Second, firms may also be failing to act more vigorously to retain blacks among the ranks of their senior attorneys because they believe blacks can never be effectively integrated into these white institutions. Related to this, as well as to the taste for discrimination, is likely a desire by many whites to maintain the status quo, in part because of the value of the skills they have long monopolized. To state it cynically and bluntly, in some ways it is in whites' best interests not to integrate because doing so represents a relinquishment of economic power.

Third, also related to this perceived difficulty of achieving integration is the cost associated with doing so. Firms likely believe that it will be costly to integrate "atypical" black attorneys because many of them require more training and mentoring than their "typical" white counterparts, costs that the firm must bear in order to facilitate blacks' assimilation. Furthermore, white firms probably are also concerned about integration costs associated with the diminished morale of white workers who resent the presence of black attorneys, whom many whites see as undeserving. All of these costs, however, would seemingly be outweighed by the commercial rewards of achieving integration that appear to await any firm that does so.

The fourth factor relates to the reality about those very commercial rewards. The fact that no elite, historically white firm is clearly on the path to significant racial integration, however, indicates that the apparent commercial advantage of integration must be little more than that: merely apparent. Alternatively, it could mean that firms are presently able to survive in spite of their failure to retain blacks simply because no major firm in the marketplace is retaining and promoting blacks to a considerably greater degree than any other. In effect, because no firm is "getting it right" and scooping up the business advantage that racial integration appears to offer, firms remain on a level playing field--almost as if by gentlemen's agreement among themselves--with respect to diversity. Because no single firm is raising the bar, as it were, other firms are not compelled to follow, let alone exceed that standard, in order to remain competitive. All firms are stuck in the pit of mediocrity--if not outright failure--with respect to racial integration.

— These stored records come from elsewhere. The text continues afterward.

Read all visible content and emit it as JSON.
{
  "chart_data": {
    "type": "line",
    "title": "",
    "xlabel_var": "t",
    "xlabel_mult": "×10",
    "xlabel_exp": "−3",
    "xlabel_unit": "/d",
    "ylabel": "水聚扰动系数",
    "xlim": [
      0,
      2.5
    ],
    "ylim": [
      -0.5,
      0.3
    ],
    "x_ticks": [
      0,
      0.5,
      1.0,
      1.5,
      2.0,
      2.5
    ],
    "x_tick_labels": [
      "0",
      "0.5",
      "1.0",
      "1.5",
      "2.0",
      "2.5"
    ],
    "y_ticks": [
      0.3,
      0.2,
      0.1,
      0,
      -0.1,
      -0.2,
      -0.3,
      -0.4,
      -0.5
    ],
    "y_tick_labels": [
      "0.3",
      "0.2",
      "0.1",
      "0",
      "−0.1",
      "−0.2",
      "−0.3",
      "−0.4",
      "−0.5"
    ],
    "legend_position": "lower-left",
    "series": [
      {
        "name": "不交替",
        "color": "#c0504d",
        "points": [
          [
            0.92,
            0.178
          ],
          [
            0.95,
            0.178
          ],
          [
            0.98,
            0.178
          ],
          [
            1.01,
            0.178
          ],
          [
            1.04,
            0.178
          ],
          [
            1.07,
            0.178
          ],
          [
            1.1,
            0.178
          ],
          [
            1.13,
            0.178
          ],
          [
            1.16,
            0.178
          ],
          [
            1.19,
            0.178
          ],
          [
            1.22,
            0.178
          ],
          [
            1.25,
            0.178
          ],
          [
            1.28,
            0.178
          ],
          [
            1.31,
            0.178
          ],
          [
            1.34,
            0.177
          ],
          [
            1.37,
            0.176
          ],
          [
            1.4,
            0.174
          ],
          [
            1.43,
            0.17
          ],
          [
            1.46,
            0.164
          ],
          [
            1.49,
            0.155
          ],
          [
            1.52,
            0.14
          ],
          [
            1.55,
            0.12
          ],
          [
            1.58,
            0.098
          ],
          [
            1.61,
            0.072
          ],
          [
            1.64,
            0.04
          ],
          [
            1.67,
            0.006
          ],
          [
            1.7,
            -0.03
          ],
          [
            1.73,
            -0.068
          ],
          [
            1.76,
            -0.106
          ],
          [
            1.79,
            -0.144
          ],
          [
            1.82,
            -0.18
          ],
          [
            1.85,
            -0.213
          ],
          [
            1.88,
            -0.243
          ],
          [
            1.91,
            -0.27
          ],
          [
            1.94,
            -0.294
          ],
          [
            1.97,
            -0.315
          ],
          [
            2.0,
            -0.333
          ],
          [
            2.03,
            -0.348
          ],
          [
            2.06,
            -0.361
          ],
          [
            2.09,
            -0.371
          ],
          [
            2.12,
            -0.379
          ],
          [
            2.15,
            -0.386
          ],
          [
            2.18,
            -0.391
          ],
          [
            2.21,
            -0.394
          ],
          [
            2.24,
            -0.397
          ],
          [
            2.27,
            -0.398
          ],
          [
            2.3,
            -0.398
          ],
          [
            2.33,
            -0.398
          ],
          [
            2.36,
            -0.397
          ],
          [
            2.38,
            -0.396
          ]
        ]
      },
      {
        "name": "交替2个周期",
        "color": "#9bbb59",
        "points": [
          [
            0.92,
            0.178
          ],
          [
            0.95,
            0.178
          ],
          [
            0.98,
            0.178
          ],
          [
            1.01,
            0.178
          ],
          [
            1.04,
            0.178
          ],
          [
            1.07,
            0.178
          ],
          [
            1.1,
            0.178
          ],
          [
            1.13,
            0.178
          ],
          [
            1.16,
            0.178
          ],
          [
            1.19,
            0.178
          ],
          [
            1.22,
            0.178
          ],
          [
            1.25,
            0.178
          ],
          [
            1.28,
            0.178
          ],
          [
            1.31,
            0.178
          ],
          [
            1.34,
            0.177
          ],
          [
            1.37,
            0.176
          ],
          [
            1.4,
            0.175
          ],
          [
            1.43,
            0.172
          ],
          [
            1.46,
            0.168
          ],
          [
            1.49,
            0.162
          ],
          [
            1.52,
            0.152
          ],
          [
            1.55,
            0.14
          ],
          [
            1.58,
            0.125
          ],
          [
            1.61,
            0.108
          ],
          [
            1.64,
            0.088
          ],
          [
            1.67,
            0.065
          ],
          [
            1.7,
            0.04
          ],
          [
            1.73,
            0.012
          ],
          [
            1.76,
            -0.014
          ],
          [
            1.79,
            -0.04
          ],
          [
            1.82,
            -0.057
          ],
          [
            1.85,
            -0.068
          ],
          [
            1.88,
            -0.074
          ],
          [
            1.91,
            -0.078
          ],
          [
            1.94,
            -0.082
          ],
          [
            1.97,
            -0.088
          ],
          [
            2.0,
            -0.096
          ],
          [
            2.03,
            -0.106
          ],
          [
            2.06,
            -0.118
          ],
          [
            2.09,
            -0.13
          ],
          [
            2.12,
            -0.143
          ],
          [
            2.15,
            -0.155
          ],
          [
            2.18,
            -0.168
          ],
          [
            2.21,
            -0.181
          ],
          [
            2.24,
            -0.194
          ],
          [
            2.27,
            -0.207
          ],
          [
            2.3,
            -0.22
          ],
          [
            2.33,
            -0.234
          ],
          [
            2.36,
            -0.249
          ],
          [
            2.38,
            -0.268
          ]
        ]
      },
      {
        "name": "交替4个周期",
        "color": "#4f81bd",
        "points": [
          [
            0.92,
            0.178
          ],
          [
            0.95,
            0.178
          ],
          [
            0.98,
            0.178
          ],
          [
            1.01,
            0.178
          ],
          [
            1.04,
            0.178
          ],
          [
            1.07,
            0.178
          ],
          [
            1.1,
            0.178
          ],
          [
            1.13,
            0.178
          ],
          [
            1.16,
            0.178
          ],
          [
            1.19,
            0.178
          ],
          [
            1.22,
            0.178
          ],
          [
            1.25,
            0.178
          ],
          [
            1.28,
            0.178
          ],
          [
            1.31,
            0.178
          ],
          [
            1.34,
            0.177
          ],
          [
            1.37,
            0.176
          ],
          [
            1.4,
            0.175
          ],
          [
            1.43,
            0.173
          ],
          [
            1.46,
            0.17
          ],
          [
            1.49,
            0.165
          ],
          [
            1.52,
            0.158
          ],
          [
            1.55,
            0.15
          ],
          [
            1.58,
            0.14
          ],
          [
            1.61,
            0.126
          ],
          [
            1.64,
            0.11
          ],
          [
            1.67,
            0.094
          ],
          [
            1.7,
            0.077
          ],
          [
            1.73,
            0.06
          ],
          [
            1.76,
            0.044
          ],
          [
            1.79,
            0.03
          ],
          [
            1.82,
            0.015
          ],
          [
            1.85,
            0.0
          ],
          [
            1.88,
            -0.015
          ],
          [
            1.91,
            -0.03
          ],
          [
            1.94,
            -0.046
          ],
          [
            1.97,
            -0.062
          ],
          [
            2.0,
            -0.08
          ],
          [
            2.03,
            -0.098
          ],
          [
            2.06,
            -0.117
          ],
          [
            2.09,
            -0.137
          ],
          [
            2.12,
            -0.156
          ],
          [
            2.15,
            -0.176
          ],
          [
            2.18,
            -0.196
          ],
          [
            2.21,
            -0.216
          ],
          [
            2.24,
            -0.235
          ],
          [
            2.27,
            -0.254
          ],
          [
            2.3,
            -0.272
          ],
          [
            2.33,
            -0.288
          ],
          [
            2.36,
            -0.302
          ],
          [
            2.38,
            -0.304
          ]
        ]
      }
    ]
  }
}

Prospects for meaningful racial integration of South Africa's elite commercial firms look bleak at the turn of the 21st century. While rhetoric around the value of racial diversity is plentiful, individual and institutional action that would promote and sustain it in the context of elite law firms is scarce. The passage of time will be part of the solution, as the socioeconomic and educational legacy of apartheid wanes so that more black law graduates are better able to compete on a level playing field with their white counterparts. However, until white firms commit themselves to the training and retention of black professionals in a more earnest way than they have so far, the attorneys' profession is destined to remain a highly segregated one where whites continue to hold a virtual monopoly on the most elite and valuable skills, and the clients those skills attract.